Kitaptan son bir alıntı ile kapatıyorum. Leyla Neyzi ve Hranush Kharatyan-Araqelyan’a, emeği geçen, katkı verenlere teşekkür ederim. Anadolu Kültür’ün kitaba katkısı üzerinden Osman Kavala Bey’e bahusus selam ederim.
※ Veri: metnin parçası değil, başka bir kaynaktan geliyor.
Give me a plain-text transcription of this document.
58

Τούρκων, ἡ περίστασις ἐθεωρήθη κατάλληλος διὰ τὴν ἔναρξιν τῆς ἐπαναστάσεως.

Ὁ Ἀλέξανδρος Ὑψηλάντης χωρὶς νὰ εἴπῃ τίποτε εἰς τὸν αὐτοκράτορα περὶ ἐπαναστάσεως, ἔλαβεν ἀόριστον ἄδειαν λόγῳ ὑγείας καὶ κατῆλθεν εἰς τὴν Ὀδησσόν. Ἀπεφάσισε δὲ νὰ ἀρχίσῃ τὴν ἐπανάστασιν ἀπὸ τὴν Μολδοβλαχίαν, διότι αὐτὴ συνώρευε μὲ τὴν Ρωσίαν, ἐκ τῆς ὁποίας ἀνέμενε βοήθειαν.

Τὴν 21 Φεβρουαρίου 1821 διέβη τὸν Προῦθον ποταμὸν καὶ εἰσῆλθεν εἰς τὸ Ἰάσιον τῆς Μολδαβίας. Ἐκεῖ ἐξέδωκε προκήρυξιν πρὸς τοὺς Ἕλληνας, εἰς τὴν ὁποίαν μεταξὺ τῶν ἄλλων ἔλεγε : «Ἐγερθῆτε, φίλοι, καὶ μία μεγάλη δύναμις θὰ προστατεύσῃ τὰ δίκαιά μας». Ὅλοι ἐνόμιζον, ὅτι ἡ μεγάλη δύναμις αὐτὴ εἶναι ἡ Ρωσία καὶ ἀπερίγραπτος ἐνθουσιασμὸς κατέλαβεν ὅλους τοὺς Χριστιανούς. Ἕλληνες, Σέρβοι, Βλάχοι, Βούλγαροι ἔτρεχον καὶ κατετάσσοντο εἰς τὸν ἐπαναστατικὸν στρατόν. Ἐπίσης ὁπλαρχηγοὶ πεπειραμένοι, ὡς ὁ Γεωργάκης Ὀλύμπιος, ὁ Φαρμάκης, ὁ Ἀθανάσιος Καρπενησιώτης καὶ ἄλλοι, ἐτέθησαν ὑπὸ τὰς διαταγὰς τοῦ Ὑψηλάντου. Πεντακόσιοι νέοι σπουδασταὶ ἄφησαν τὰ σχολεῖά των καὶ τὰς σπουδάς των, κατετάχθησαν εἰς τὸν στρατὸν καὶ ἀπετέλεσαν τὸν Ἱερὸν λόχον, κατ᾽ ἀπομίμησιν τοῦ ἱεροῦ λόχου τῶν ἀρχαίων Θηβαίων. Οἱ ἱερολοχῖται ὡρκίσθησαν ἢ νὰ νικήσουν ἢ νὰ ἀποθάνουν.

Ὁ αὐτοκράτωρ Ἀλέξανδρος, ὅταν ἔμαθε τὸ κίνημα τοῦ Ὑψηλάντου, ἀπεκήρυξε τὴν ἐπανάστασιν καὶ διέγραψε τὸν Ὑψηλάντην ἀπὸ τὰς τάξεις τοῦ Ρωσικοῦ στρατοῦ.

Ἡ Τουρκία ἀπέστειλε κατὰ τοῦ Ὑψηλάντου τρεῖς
“Bir suçluluk hissi var. Samimi söylüyorum. Aslında birarada yaşıyorduk, birbirimize karışmıyorduk, sonra ne olduysa zorla mallarına el koyduk. Mesela bizim arazilerimizin büyük kısmı Ermenilere aitti. (…) Hep şöyle bir inanç var. Ermenileri biz buradan sürdük, bunlar bir gün geri gelmeyi düşünüyorlardı. Geri gelmeyi düşündükleri için de altınlarını buraya gömdüler. Kulp’un her yerinde böyle çukurlar kazılıyor, altın aranıyor. (…) PKK ilk ortaya çıktığı zaman ben lise öğrencisiydim. Üç tane gerilla öldürüldü. Çırılçıplak sermişlerdi hastanenin önüne. ‘Sünnetsiz bunlar, Ermeni, o bıraktıklarını almaya gelecekler’ diye söylenirdi. Bir yer var, çobanlığa gitmiştik, bizim köyün korucubaşı gerillalarla tartışıyor. Diyor ki, ‘Biz sizin niyetinizin ne olduğunu biliyoruz, siz hepiniz Ermeni’siniz, bu yerleri bizden geri alacaksınız.’ Aynen böyle diyor. Ve emin olun çok insanın korucu olmasının nedenlerinden birisi budur.” (Adil, 1983 doğumlu, Diyarbakır-Kulp
—
(*) Birbirimizle Konuşmak : Türkiye ve Ermenistan’da Kişisel Bellek Anlatıları. “Keşke Gitmeselerdi”, Türkiye’de Ermenileri Hatırlamanın Ağırlığı, Leyla Neyzi + “Kimi affetmek? Neyi affetmek” Hranush Kharatyan-Araqelyan 2010
Tepedeki imaji: Avlaremoz'dan.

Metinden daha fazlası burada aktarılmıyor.